Last Update: 2019-04-25 00:00:00 - Source: kurdistan 24

ERBIL (Kurdistan 24) – Nujeen Mustafa, a 20-year-old Syrian Kurd who escaped her besieged hometown of Kobani in 2015, addressed the UN Security Council on Wednesday, at the UK’s request, on the need to support Syrians with disabilities.

“We cannot wait. You need to address the needs of people with disabilities. This is not charity. This is our right,” Mustafa told attendees.

“In Syria, I didn’t have a wheelchair, so I had to be carried around by my siblings. But many people with disabilities cannot depend on their families to help them reach safety – often because their family members have been killed or have already left.”

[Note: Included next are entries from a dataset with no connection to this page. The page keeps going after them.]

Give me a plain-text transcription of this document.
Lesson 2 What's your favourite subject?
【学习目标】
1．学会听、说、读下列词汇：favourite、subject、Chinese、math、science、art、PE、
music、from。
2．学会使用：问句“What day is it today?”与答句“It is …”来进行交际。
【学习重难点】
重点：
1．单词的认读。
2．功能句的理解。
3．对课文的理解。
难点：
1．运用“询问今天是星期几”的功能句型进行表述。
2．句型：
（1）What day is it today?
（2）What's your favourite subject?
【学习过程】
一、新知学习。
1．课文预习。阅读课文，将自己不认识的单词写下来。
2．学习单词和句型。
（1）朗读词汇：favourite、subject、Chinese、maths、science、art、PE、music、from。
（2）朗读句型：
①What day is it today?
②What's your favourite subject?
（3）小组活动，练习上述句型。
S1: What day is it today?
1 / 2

Mustafa is the first person with a disability to formally brief the Security Council, and one of very few Syrians given such an opportunity since the Syrian conflict began in 2011.

Last year, she met with the Kurdistan’s Region’s Prime Minister, Nechirvan Barzani, in Erbil.

“Today, at the UK’s request, Nujeen Mustafa briefed UNSC. Her amazing story highlights the impact of war on people with disabilities. We are still not seeing full humanitarian access in Syria,” UK Ambassador and Permanent Representative to the United Nations in New York, Karen Pierce, tweeted.

“No-one should be excluded from humanitarian assistance, deliberately or inadvertently.”

As war broke out, Mustafa, at the age of 16, was forced to flee, first to her native Kobani and eventually Turkey. Since then, she has traveled the world to advocate for governments and UN agencies to include people with disabilities in their humanitarian response.